Борис Савельич был из числа тех крепостных людей, выросших в передней господского дома, для которых поездки, особенно дальние поездки в столицы, в Москву или Петербург, составляли высшее удовольствие. В этих поездках он мог щеголять своею опытностью, знанием света, тонким пониманием людей и вообще такими сведениями, каких при обыкновенном течении жизни ему показать было некому да которых от него в обыкновенное время никто и не спрашивал. Все, что он ни делал в дороге, – все это он делал как бы некое священнодействие, торжественно, величественно и притом с некоторым жреческим лукавством.

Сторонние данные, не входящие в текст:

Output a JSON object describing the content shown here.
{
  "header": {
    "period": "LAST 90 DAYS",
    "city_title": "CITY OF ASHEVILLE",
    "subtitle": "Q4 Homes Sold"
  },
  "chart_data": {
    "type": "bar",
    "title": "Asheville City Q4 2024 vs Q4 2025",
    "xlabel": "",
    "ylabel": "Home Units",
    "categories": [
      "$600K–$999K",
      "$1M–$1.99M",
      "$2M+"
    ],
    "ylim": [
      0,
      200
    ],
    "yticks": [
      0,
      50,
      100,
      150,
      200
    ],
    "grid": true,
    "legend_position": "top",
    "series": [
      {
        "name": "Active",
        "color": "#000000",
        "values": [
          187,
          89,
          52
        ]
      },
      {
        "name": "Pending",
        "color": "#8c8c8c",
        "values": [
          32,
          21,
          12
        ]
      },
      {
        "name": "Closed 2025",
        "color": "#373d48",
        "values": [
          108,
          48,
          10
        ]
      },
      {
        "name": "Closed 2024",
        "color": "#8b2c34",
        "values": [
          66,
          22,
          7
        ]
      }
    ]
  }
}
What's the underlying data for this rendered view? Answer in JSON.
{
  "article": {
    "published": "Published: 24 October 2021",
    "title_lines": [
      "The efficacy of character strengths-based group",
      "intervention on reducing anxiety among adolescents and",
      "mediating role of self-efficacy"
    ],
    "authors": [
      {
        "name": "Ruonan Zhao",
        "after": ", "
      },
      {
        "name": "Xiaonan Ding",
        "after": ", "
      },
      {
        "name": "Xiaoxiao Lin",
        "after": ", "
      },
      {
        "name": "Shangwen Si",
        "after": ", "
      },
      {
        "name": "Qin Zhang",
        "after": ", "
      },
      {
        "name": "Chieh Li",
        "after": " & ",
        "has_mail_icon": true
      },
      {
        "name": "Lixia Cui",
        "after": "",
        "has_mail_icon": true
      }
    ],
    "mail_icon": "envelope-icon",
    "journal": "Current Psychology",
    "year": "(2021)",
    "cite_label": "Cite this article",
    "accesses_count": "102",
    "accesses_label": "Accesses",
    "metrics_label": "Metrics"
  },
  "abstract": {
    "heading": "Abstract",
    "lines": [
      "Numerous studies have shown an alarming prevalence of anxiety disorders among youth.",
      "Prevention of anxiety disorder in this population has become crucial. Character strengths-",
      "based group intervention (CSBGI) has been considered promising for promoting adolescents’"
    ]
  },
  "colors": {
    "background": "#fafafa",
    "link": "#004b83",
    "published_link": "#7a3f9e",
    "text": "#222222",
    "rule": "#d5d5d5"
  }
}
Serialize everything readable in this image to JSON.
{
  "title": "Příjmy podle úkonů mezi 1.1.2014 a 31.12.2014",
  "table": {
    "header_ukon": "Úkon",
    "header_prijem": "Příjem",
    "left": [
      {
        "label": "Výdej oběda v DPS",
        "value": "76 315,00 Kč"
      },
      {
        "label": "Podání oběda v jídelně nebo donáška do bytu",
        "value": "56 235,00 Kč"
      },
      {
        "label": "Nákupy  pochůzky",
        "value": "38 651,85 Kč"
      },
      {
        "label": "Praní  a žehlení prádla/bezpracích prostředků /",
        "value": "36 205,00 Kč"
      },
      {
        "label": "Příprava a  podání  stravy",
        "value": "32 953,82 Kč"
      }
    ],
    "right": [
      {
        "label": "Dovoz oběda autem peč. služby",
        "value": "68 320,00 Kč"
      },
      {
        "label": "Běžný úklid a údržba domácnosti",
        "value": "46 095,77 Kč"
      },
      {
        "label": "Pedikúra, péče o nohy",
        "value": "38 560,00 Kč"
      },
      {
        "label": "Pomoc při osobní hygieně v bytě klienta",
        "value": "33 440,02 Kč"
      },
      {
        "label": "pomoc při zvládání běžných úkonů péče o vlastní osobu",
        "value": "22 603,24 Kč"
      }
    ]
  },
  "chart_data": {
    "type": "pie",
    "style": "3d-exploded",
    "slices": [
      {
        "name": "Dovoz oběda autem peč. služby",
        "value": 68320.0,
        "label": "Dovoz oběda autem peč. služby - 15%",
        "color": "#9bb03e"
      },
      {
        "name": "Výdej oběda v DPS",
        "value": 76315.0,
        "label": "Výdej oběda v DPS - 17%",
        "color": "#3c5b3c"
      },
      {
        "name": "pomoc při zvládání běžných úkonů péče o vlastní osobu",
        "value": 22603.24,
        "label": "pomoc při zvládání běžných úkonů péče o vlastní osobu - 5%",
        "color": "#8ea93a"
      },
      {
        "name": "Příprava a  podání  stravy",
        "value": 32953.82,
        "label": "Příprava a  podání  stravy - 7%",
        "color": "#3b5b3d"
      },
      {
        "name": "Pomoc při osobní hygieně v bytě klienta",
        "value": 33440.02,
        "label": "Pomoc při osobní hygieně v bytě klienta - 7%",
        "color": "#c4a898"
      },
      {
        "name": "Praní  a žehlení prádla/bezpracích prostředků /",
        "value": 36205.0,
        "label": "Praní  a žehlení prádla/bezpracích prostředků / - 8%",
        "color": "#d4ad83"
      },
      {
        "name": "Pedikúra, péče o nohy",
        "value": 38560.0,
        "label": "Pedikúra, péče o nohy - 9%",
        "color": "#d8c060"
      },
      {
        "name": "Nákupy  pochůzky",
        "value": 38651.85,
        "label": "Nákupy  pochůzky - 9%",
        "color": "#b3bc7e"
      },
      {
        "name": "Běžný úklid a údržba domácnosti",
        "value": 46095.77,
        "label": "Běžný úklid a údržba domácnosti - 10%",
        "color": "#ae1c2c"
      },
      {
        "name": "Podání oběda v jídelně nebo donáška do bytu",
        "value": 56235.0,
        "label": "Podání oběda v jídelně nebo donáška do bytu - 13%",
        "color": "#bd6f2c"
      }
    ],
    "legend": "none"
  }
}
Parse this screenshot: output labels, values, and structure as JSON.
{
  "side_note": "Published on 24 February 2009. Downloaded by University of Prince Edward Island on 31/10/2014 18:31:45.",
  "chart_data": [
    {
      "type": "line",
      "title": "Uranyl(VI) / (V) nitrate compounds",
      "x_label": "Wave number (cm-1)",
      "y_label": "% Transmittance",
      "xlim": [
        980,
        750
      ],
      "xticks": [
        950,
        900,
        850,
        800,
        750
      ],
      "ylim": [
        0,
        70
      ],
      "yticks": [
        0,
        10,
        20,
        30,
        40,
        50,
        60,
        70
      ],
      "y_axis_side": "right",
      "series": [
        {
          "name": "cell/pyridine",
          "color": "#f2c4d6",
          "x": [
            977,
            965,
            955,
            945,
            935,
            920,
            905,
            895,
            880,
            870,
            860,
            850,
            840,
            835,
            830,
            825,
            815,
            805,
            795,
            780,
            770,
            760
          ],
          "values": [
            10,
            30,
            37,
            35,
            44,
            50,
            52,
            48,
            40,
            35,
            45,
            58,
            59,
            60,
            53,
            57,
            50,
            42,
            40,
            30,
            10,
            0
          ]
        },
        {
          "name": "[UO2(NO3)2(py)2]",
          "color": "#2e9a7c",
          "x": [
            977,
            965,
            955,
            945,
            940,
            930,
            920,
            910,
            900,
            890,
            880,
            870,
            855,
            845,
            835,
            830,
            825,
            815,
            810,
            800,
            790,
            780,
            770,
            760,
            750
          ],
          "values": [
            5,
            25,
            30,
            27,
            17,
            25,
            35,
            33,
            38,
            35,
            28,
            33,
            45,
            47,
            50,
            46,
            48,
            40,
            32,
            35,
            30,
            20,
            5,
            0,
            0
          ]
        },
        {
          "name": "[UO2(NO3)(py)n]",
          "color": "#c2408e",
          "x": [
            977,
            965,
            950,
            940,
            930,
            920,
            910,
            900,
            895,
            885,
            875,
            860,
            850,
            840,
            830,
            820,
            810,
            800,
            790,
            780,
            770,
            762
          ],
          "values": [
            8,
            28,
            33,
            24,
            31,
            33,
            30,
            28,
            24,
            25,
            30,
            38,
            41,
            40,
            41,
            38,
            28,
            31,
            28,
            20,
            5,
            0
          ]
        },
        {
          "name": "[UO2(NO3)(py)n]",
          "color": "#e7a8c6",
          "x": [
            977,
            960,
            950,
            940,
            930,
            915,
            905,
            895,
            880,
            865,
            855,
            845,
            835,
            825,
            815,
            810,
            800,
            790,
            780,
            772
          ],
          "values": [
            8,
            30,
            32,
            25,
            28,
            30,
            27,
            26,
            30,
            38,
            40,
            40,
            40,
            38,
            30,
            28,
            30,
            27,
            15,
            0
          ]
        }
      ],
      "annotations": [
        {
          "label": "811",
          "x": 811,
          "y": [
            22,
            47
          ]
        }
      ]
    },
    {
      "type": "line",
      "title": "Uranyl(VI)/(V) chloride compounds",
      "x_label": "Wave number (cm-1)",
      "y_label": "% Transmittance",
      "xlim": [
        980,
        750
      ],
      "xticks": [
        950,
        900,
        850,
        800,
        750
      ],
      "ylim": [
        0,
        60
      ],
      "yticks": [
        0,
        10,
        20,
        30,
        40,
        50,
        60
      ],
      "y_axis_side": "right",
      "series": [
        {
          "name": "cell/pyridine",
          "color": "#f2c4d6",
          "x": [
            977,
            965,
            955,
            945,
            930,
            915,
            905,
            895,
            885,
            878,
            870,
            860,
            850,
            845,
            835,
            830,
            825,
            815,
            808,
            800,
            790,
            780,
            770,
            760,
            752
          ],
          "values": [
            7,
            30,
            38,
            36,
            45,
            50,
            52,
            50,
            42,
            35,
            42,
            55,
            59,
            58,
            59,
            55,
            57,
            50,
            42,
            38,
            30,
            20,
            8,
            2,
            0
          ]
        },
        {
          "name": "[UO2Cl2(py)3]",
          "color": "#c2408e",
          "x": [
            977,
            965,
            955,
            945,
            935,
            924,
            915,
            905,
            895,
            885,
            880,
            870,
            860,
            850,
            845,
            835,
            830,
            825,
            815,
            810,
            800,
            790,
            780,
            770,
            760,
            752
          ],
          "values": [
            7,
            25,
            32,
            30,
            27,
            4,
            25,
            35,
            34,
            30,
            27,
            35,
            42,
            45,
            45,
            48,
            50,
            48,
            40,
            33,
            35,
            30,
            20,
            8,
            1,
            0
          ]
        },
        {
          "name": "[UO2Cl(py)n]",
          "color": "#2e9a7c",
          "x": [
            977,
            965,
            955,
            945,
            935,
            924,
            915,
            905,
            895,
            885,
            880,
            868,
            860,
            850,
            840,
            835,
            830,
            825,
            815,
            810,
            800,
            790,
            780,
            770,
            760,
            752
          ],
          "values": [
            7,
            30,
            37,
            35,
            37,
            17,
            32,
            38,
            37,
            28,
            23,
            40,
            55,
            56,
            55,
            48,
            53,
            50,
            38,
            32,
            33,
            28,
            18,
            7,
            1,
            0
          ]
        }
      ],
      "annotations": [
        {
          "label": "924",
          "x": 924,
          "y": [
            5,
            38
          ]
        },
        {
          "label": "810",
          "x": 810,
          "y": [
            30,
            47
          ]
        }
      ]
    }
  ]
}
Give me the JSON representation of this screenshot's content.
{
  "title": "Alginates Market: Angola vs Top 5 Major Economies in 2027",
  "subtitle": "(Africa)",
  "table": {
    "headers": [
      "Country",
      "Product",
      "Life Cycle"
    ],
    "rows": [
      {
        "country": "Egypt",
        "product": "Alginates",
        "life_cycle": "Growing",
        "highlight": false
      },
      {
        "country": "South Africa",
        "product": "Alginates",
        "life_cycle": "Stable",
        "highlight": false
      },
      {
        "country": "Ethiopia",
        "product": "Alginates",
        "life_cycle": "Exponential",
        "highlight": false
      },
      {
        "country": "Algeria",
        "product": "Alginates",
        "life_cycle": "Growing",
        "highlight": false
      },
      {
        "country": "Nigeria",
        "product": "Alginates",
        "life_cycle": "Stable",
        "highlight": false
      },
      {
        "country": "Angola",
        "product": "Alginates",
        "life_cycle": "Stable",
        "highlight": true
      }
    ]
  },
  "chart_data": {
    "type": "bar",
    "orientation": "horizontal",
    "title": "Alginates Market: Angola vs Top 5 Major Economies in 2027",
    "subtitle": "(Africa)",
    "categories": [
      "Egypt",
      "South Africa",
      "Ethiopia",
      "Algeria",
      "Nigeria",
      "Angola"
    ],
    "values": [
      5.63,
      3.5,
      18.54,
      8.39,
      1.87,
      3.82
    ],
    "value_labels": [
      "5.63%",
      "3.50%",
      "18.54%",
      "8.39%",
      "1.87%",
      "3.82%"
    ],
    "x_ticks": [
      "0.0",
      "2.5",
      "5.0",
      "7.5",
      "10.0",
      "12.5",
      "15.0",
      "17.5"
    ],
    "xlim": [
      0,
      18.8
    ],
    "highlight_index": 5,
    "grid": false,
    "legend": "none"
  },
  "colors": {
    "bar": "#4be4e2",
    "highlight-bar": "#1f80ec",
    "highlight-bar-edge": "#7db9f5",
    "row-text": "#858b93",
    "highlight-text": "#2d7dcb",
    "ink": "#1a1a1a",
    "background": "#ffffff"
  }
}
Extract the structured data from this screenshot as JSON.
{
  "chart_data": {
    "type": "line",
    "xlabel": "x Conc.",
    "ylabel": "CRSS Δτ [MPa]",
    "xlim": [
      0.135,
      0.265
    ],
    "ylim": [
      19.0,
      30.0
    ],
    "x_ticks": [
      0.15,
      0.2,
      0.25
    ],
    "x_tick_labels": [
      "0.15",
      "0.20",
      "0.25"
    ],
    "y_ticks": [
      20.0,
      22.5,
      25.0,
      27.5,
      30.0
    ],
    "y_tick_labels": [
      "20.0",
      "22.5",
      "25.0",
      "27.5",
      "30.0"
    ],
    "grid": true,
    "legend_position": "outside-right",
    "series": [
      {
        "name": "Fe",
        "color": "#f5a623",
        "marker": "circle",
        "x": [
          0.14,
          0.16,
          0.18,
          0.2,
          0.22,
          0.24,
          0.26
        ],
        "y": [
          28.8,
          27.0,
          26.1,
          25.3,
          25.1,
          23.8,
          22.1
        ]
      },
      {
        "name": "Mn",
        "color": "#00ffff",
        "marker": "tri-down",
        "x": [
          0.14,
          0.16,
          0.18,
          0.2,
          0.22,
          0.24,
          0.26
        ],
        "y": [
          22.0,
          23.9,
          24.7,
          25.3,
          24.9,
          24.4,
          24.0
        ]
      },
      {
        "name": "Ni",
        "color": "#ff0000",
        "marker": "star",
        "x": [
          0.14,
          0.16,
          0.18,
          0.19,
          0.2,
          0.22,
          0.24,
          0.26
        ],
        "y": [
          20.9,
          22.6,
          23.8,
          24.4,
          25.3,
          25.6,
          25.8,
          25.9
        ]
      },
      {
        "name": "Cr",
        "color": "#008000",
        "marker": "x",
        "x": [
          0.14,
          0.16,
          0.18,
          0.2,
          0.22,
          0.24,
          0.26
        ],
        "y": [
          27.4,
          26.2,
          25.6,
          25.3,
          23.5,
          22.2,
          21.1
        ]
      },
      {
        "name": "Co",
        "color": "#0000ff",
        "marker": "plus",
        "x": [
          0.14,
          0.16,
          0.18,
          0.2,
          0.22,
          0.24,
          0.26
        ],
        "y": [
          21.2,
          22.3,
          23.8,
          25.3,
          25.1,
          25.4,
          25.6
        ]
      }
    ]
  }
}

В большой комнате, которую мы для себя заняли, Борис Савельич тотчас же ориентировал нас к углу, где была тепло, даже жарко натопленная печка. Он усадил меня на лежанку, матушку на диван и беспрестанно прибегал и убегал с разными узлами, делая в это время отрывочные замечания то самому дворнику, то его кухарке, – замечания, состоявшие в том, что не вовремя они взялись переделывать печки в упокоях, что темно у них в сенях, что вообще он усматривает у них в хозяйстве большие нестроения.